Who: Koddi commissioned Forrester Consulting to evaluate commerce media maturity across industries. The study surveyed 788 senior decision-makers from organizations with annual revenues ranging from $500 million to more than $5 billion, representing retail, financial services, travel and hospitality, transportation and logistics, real estate and home services, quick service restaurants, and automotive sectors.

What: A commerce media benchmark study revealing that only 13% of networks meet trailblazer criteria across strategy, technology, measurement and operations, despite 42% describing their operations as operationalized or advanced.
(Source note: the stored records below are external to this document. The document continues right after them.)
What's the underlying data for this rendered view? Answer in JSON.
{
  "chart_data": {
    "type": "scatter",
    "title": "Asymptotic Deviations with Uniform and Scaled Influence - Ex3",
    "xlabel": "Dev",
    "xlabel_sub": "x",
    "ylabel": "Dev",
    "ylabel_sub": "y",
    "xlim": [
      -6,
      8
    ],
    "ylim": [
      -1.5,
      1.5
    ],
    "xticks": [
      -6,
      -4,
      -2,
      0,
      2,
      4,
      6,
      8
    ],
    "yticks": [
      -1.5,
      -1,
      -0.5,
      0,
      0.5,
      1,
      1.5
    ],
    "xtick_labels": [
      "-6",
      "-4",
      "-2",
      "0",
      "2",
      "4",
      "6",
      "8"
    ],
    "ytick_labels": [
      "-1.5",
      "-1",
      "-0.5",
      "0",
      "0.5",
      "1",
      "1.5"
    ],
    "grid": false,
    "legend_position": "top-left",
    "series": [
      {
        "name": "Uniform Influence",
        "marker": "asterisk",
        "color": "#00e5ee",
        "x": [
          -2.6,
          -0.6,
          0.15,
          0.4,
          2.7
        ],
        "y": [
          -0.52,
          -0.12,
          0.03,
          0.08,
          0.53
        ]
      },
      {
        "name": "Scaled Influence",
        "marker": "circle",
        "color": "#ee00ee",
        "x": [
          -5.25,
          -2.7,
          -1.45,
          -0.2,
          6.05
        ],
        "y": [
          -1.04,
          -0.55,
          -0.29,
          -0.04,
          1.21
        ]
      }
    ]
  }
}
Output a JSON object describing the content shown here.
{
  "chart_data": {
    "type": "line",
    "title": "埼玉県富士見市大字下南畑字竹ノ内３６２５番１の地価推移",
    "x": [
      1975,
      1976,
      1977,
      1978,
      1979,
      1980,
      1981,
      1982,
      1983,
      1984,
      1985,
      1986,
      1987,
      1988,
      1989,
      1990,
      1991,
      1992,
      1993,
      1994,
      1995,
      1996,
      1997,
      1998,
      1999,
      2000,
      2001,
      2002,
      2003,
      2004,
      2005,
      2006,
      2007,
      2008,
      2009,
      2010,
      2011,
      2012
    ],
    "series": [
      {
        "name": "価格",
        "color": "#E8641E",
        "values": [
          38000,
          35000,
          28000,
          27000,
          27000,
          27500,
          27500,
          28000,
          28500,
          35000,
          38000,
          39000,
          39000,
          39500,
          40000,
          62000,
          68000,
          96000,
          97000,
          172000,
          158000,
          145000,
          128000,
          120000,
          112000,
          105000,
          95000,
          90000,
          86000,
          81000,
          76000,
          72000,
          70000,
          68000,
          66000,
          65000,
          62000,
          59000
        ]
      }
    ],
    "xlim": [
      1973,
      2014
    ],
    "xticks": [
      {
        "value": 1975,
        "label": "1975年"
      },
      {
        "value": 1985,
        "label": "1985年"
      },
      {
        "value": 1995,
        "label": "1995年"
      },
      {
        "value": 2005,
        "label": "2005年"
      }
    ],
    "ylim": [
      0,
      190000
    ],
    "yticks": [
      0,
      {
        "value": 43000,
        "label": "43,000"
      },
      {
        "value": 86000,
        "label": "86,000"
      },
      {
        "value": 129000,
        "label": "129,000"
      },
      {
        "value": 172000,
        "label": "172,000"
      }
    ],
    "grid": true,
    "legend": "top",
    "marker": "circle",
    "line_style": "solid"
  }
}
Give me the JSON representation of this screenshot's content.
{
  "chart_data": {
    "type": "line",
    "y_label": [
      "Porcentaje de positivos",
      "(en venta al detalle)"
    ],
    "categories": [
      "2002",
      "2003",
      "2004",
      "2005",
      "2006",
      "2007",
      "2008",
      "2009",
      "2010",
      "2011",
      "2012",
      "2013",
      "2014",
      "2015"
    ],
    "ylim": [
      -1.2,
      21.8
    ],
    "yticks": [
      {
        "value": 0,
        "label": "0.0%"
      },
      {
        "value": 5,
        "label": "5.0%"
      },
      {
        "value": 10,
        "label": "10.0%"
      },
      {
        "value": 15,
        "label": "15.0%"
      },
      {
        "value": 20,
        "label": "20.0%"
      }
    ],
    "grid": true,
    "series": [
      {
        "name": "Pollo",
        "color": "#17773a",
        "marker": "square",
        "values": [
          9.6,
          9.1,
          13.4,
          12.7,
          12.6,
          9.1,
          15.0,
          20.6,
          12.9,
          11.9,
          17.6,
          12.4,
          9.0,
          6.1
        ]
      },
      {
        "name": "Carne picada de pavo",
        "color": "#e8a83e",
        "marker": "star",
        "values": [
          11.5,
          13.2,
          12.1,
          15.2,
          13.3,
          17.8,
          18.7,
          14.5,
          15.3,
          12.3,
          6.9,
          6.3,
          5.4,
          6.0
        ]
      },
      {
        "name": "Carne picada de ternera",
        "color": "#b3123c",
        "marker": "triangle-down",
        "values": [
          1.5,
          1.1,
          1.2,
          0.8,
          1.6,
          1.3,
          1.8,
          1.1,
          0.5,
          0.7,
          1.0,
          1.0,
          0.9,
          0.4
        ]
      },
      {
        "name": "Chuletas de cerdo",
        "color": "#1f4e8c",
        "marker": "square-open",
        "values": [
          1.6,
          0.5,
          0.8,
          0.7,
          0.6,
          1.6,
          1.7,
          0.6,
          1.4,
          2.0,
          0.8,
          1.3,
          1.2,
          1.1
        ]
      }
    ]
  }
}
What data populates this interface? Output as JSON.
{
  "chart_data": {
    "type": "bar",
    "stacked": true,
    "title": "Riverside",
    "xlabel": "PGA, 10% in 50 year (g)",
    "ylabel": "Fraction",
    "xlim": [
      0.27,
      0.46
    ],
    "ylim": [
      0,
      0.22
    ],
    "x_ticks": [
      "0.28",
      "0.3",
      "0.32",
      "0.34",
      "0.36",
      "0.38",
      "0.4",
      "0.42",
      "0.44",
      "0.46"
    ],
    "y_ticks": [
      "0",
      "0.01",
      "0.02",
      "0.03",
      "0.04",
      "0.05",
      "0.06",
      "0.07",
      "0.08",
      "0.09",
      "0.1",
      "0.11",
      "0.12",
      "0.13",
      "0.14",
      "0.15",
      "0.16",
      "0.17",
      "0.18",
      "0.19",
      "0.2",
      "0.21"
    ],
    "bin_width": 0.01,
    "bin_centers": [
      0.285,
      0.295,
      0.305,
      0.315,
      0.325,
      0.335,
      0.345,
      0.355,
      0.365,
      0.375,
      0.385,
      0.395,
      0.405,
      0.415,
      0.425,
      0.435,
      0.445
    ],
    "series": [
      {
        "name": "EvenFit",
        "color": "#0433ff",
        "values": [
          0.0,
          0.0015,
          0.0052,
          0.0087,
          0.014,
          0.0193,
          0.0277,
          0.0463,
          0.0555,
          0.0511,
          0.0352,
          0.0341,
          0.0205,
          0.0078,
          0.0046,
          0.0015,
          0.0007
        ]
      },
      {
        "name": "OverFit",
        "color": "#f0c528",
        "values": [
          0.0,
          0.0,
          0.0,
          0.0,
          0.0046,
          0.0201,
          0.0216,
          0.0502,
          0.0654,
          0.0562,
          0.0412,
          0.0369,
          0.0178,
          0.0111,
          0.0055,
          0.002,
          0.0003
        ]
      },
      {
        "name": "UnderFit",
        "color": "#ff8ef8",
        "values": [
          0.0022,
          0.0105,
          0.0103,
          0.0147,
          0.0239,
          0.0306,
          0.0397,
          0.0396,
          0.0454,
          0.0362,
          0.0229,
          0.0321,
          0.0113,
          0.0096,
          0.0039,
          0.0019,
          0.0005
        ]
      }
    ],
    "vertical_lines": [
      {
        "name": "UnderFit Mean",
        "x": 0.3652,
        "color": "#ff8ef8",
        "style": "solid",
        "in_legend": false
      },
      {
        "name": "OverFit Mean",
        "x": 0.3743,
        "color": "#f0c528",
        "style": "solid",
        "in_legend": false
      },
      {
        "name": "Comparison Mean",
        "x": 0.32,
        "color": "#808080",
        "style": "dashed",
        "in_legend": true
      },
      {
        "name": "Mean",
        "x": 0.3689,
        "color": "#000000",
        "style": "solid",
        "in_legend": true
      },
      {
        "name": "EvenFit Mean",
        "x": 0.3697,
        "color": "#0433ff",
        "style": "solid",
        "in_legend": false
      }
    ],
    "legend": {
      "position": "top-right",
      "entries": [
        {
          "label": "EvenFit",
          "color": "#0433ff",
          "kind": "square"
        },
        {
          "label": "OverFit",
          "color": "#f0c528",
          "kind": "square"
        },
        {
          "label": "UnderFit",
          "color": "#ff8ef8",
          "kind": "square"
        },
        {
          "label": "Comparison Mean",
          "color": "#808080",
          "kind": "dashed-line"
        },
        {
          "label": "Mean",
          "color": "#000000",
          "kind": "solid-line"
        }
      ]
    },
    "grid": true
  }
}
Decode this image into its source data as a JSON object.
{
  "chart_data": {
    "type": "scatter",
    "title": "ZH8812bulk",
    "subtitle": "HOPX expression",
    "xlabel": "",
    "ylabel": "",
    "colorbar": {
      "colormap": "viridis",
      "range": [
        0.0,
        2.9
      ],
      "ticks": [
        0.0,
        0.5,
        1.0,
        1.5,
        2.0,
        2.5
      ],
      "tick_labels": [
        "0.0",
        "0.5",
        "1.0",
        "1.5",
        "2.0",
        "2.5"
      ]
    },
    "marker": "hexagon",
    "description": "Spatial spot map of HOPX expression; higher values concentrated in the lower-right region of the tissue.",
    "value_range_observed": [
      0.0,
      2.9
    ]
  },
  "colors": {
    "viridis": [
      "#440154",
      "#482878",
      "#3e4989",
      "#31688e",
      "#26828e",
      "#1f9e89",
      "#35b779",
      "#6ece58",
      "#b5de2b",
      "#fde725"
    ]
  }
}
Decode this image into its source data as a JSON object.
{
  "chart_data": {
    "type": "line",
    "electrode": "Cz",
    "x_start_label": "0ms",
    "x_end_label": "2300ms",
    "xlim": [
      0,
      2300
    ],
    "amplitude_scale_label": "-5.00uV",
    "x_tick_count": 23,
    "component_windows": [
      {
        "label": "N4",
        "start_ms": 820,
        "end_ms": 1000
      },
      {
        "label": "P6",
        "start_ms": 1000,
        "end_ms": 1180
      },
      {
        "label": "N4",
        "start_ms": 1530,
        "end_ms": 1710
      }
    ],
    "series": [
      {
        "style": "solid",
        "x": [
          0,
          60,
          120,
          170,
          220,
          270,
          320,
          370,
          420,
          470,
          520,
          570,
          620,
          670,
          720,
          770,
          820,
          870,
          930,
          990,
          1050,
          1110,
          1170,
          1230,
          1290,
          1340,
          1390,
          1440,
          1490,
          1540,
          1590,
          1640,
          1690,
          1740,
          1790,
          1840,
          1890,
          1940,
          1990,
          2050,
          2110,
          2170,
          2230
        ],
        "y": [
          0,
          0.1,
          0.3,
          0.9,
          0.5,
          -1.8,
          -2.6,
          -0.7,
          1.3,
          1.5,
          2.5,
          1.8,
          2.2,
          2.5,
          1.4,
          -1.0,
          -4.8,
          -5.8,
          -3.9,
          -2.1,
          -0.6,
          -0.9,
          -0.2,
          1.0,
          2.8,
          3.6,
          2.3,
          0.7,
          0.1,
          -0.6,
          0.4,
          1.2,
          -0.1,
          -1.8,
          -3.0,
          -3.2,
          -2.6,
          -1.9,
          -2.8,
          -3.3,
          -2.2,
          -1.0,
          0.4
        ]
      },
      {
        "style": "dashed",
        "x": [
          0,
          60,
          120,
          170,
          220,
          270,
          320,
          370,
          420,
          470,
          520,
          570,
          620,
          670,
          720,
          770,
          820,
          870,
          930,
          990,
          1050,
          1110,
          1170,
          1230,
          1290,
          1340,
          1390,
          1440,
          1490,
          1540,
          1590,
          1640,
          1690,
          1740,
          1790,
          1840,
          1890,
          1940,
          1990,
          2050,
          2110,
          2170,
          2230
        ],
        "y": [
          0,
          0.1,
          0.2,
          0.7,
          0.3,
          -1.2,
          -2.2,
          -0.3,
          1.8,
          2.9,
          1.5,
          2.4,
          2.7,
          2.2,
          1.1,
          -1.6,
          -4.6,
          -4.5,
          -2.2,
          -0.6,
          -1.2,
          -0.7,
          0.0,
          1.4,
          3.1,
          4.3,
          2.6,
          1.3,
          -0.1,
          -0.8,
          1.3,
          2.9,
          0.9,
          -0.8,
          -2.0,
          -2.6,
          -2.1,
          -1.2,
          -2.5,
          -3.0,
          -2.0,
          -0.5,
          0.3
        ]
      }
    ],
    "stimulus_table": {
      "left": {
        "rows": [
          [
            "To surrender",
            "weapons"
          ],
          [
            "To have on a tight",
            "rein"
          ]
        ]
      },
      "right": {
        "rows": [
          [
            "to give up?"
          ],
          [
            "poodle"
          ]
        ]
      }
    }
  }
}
The research identifies three maturity segments: nascent (49%), emerging (38%), and trailblazers (13%).

When: Forrester conducted the online survey in July 2025, with Koddi releasing the findings on November 19, 2025. The study examines commerce media's current state as the market approaches projected $1.3 trillion value by 2030.

Where: The research spans North America (United States and Canada) and Europe (United Kingdom, France, and Germany), examining commerce media maturity across seven major industry verticals with varying levels of operational sophistication and market readiness.

Why: The benchmark matters because commerce media networks sit at different points on their paths to scale, ranging from early pilots to enterprise-grade programs. The study provides a playbook helping each industry apply best practices, identify gaps to maturity and accelerate toward scalable commerce media networks. The findings reveal that most organizations recognize commerce media's potential to link ad spend directly to measurable outcomes, but few have built the infrastructure, automation, and measurement disciplines required to scale effectively.